Although much of the communist system has been jettisoned over the years, all of China's rural land is still owned by the state. Farmers have usually been allowed to lease plots for 30 years at a stretch, after which they can renew the lease. But ownership -- and the right to sell -- has remained in the hands of village-level leaders and party secretaries.

Here in the jurisdiction of Fujin, more than 70 villages have tried to privatize their lands over the past month, according to local farmers. As word of their movement spread on the Internet, they said, farmers to the south, in Jiangsu and Shaanxi provinces and in the Chengdu and Tianjin regions, followed suit. Farmers in 20 other locations have discussed doing so but have been afraid to come out with a public declaration, activists said.

The Fujin farmers focused on 250,000 acres that had been taken over by local officials in the 1990s for sale to private agriculture companies. Only part of the land was in theory redistributed last month, they said, because police moved in and prevented further allocations. But the farmers have since moved beyond the issue of the seized land and asserted the right to own all the collective farmland that they currently work under lease.

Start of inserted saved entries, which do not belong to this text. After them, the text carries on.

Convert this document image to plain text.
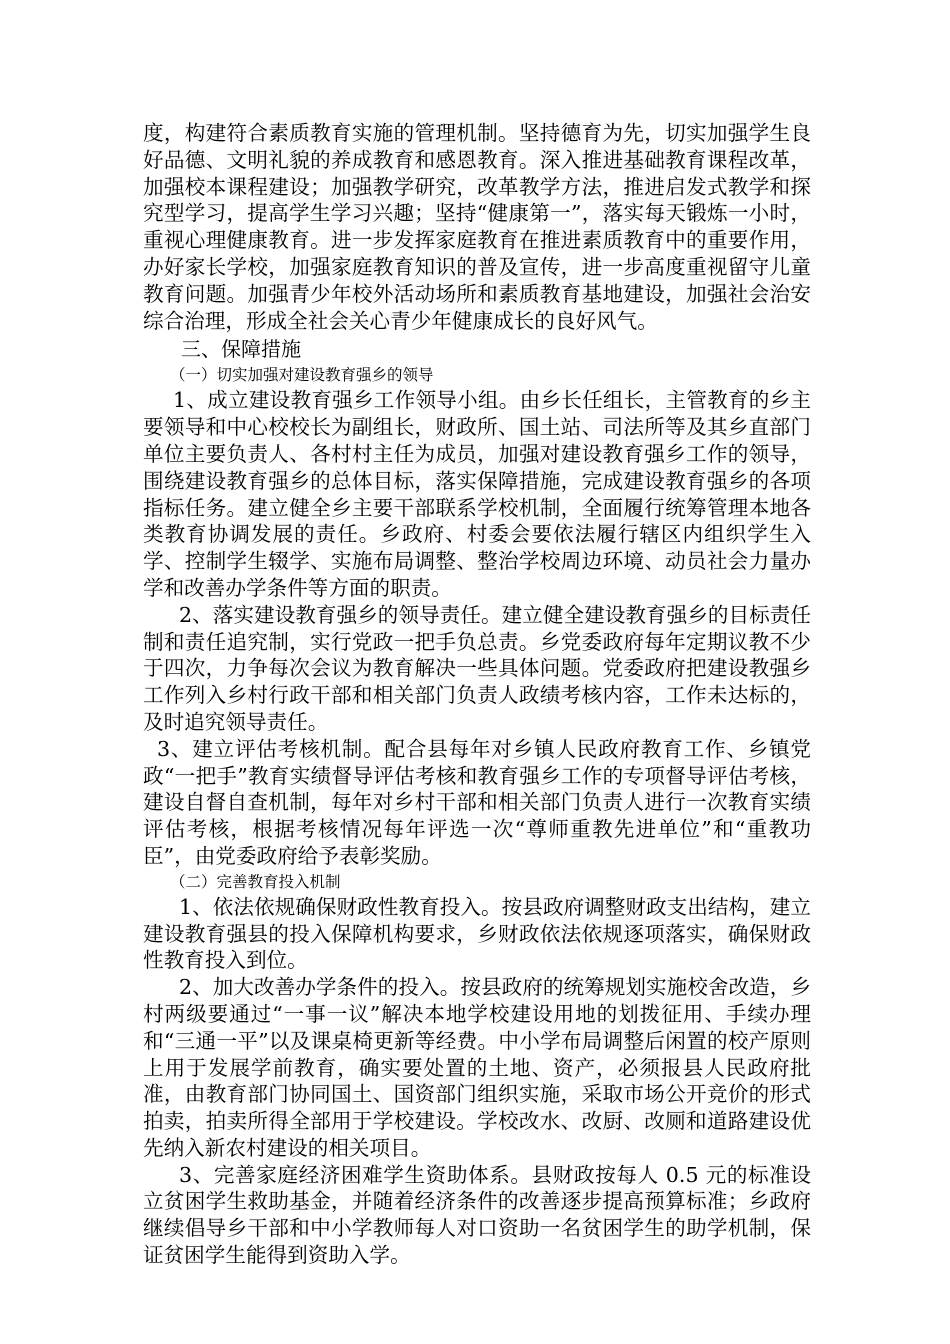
度，构建符合素质教育实施的管理机制。坚持德育为先，切实加强学生良好品德、文明礼貌的养成教育和感恩教育。深入推进基础教育课程改革，加强校本课程建设；加强教学研究，改革教学方法，推进启发式教学和探究型学习，提高学生学习兴趣；坚持“健康第一”，落实每天锻炼一小时，重视心理健康教育。进一步发挥家庭教育在推进素质教育中的重要作用，办好家长学校，加强家庭教育知识的普及宣传，进一步高度重视留守儿童教育问题。加强青少年校外活动场所和素质教育基地建设，加强社会治安综合治理，形成全社会关心青少年健康成长的良好风气。

三、保障措施

（一）切实加强对建设教育强乡的领导

1、成立建设教育强乡工作领导小组。由乡长任组长，主管教育的乡主要领导和中心校校长为副组长，财政所、国土站、司法所等及其乡直部门单位主要负责人、各村村主任为成员，加强对建设教育强乡工作的领导，围绕建设教育强乡的总体目标，落实保障措施，完成建设教育强乡的各项指标任务。建立健全乡主要干部联系学校机制，全面履行统筹管理本地各类教育协调发展的责任。乡政府、村委会要依法履行辖区内组织学生入学、控制学生辍学、实施布局调整、整治学校周边环境、动员社会力量办学和改善办学条件等方面的职责。

2、落实建设教育强乡的领导责任。建立健全建设教育强乡的目标责任制和责任追究制，实行党政一把手负总责。乡党委政府每年定期议教不少于四次，力争每次会议为教育解决一些具体问题。党委政府把建设教强乡工作列入乡村行政干部和相关部门负责人政绩考核内容，工作未达标的，及时追究领导责任。

3、建立评估考核机制。配合县每年对乡镇人民政府教育工作、乡镇党政“一把手”教育实绩督导评估考核和教育强乡工作的专项督导评估考核，建设自督自查机制，每年对乡村干部和相关部门负责人进行一次教育实绩评估考核，根据考核情况每年评选一次“尊师重教先进单位”和“重教功臣”，由党委政府给予表彰奖励。

（二）完善教育投入机制

1、依法依规确保财政性教育投入。按县政府调整财政支出结构，建立建设教育强县的投入保障机构要求，乡财政依法依规逐项落实，确保财政性教育投入到位。

2、加大改善办学条件的投入。按县政府的统筹规划实施校舍改造，乡村两级要通过“一事一议”解决本地学校建设用地的划拨征用、手续办理和“三通一平”以及课桌椅更新等经费。中小学布局调整后闲置的校产原则上用于发展学前教育，确实要处置的土地、资产，必须报县人民政府批准，由教育部门协同国土、国资部门组织实施，采取市场公开竞价的形式拍卖，拍卖所得全部用于学校建设。学校改水、改厨、改厕和道路建设优先纳入新农村建设的相关项目。

3、完善家庭经济困难学生资助体系。县财政按每人 0.5 元的标准设立贫困学生救助基金，并随着经济条件的改善逐步提高预算标准；乡政府继续倡导乡干部和中小学教师每人对口资助一名贫困学生的助学机制，保证贫困学生能得到资助入学。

"The encroached-upon collective land should be divided evenly by households and possessed by us farmers," said a statement issued in the name of the Fujin villages and posted on the Internet. "Our farmers' land rights should include the right to use the land, the right to make income from it, the right to inherit it and dispose of it and the right to negotiate over it and set the price of it with developers. . . . So-called collective ownership has actually deprived farmers of their rights as landowners for a long time."

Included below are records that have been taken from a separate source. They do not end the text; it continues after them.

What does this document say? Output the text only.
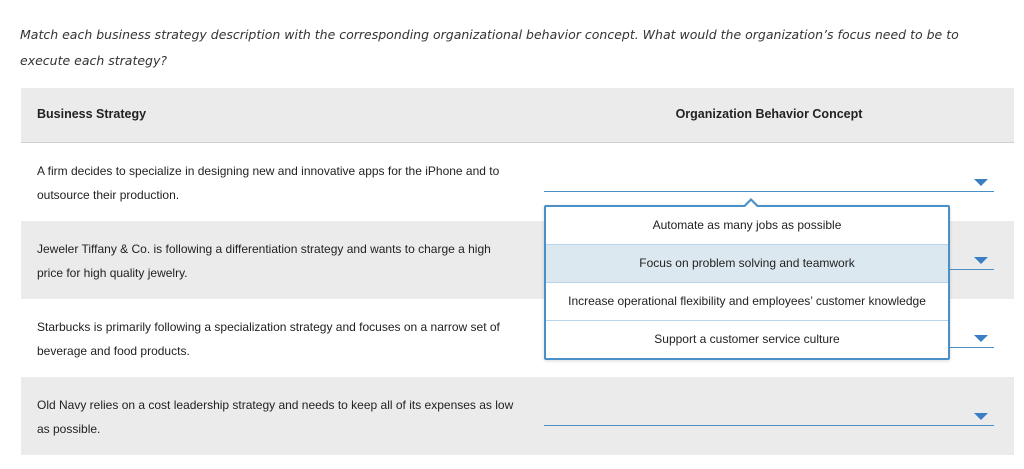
Match each business strategy description with the corresponding organizational behavior concept. What would the organization’s focus need to be to execute each strategy?
Business Strategy	Organization Behavior Concept
A firm decides to specialize in designing new and innovative apps for the iPhone and to outsource their production.
Jeweler Tiffany & Co. is following a differentiation strategy and wants to charge a high price for high quality jewelry.
Starbucks is primarily following a specialization strategy and focuses on a narrow set of beverage and food products.
Old Navy relies on a cost leadership strategy and needs to keep all of its expenses as low as possible.
Automate as many jobs as possible
Focus on problem solving and teamwork
Increase operational flexibility and employees’ customer knowledge
Support a customer service culture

The nascent movement, although tiny within a peasant population of 700 million, has confronted the Chinese Communist Party with a difficult challenge: If the experience of the past 30 years has shown the wisdom of privatizing state-owned industry and moving toward a market economy, why would it not be wise to privatize the land and bring it into the market economy, as well?

"In the industrial sector in cities, ownership of the means of production is clearly defined, but in rural areas, the relationship between farmers and their land, their basic means of production, is not clear," said Zhong Dajun, who runs the nongovernmental Dajun Center for Economic Observation and Study in Beijing. "So this has generated protests from farmers. This shows their attitude toward the land-ownership system. They are not satisfied with the current system of collective land ownership."

That is not the kind of issue the party wanted to address as China enters a period of intense international scrutiny leading up to the Olympic Games in Beijing this summer. Its initial reaction has been to dismiss the whole idea, saying history shows that peasants were exploited by private landlords before the communist takeover in 1949.